The submission for deramiocel was based on data from the HOPE-2 trial (NCT), its open-label extension, and natural history comparisons from FDA-funded datasets. Following the CRL, Capricor plans to resubmit with additional data from the ongoing phase 3 HOPE-3 trial to provide more evidence of effectiveness.
"We believe these data, if positive, along with our existing long-term clinical results showing cardiac stabilization, preservation of skeletal muscle function, and a consistent safety profile, could support efforts to resolve the questions raised by the FDA for the treatment of cardiomyopathy associated with DMD,” Linda Marban, PhD, chief executive officer at Capricor, said in a statement regarding HOPE-3.1 "While this was an unexpected decision by the FDA, we remain committed to the DMD community to get Deramiocel through the approval process."

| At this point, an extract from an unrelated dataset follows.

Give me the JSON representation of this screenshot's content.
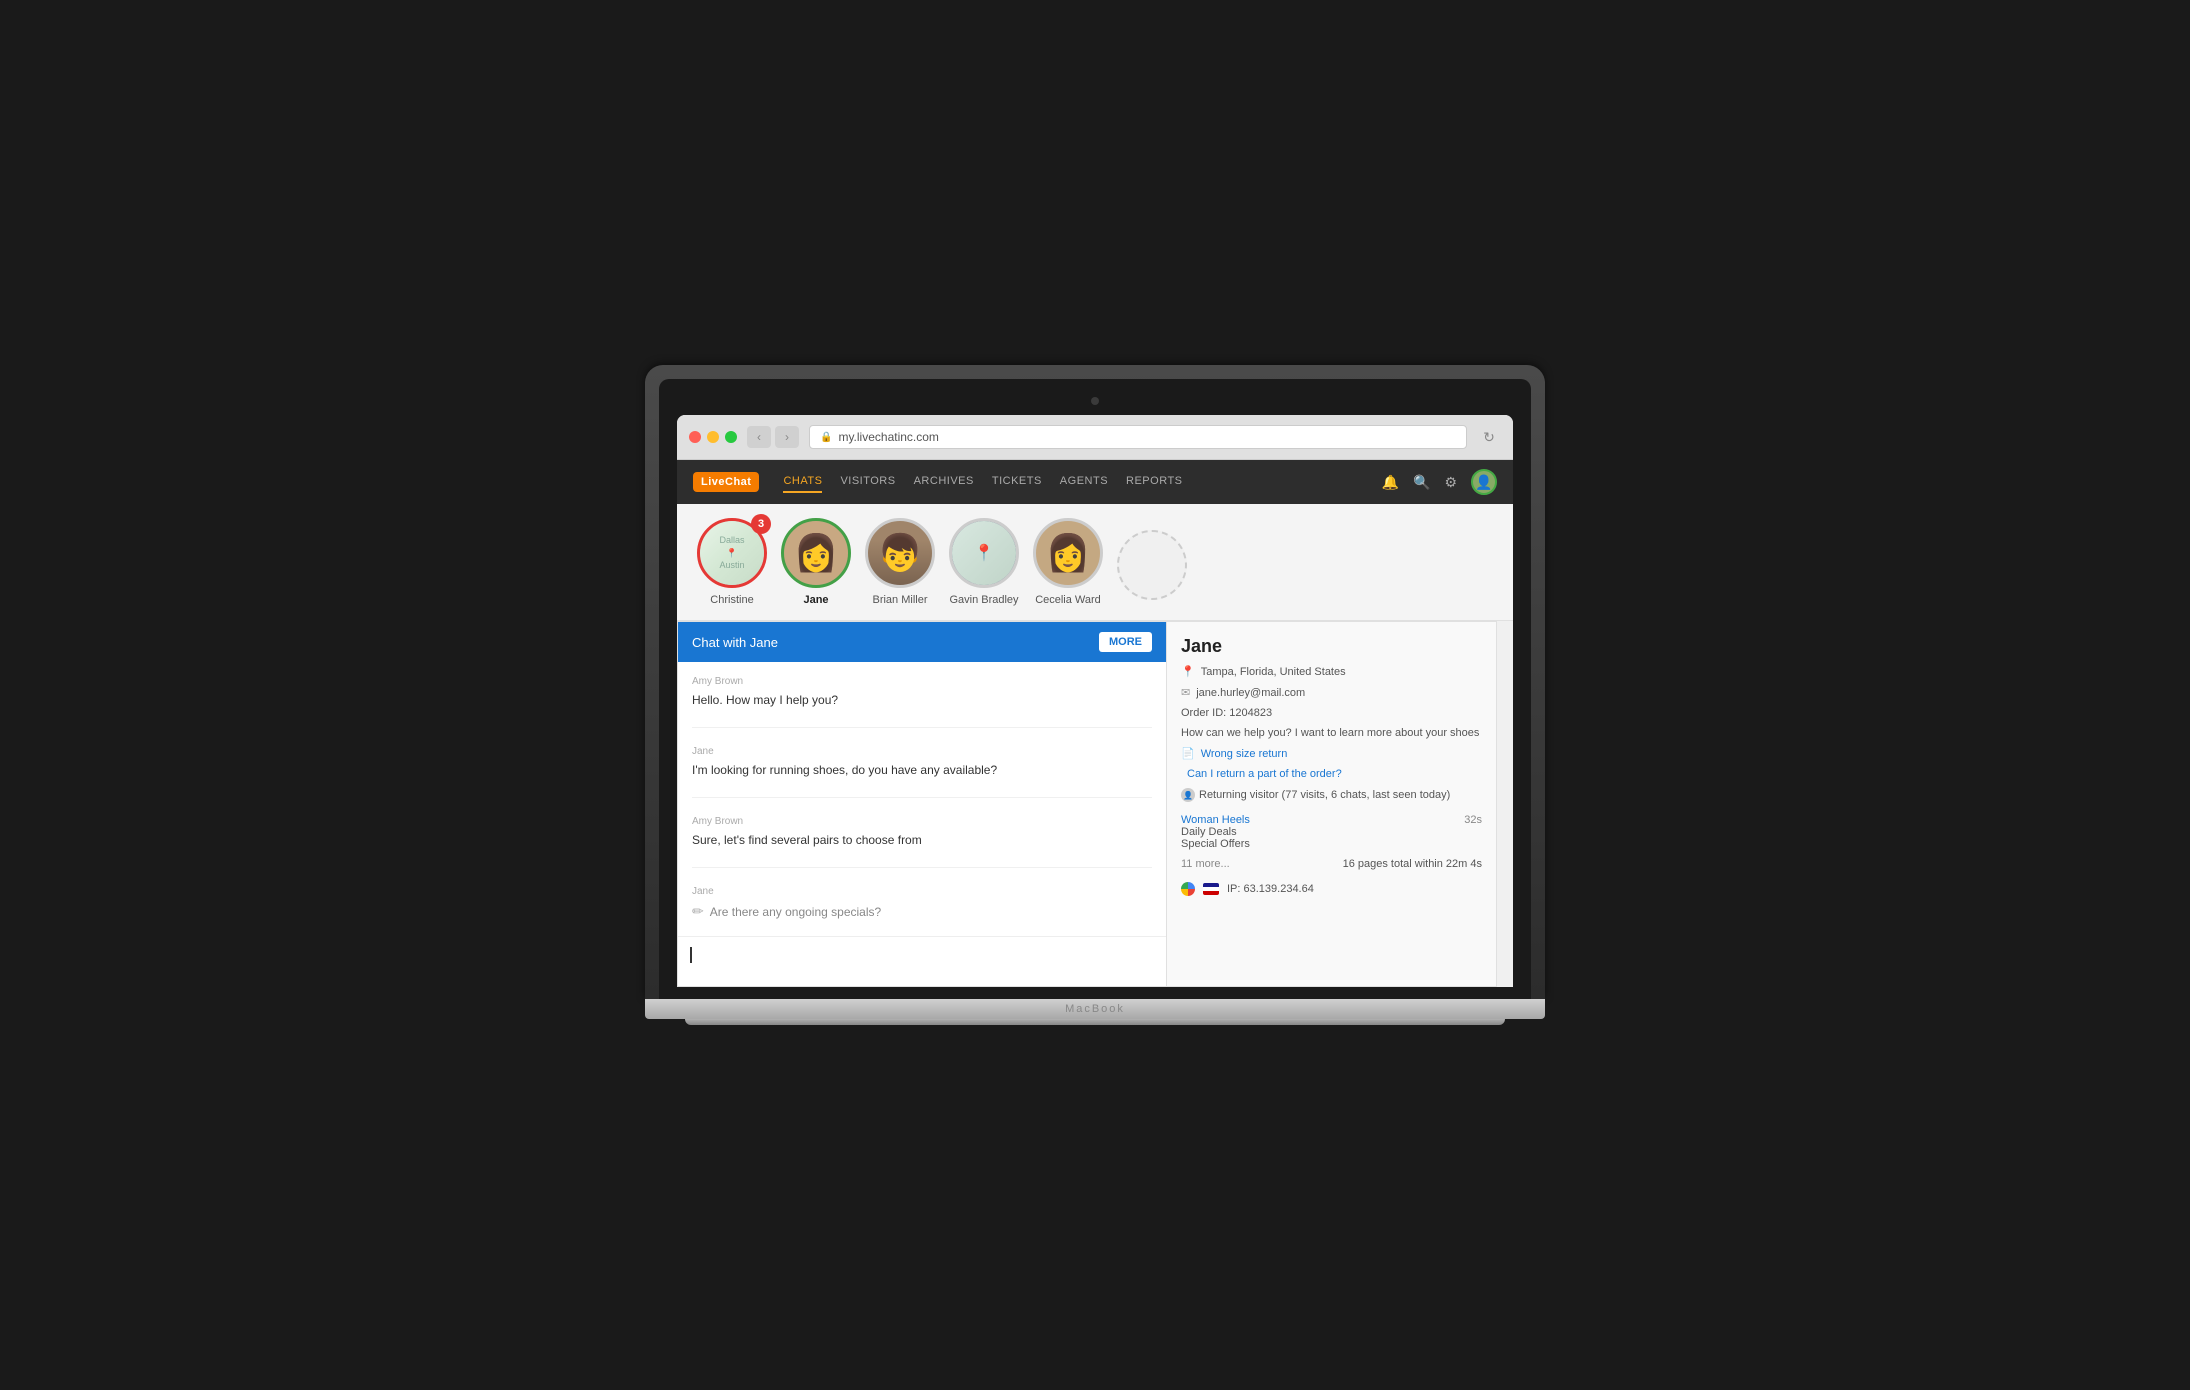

HOPE-3, a placebo-controlled trial, tests the therapeutic safety and efficacy of 2 doses of deramiocel against placebo in non-ambulatory and ambulatory boys with DMD cardiomyopathy. The dual-cohort study included 104 eligible patients who will receive either treatment every 3 months for a total of 4 doses during the first 12 months of the study, followed by an optional open-label extension. HOPE-3, which uses change in Performance of the Upper Limb version 2.0 as the primary end point, is expected to conclude in late 2026.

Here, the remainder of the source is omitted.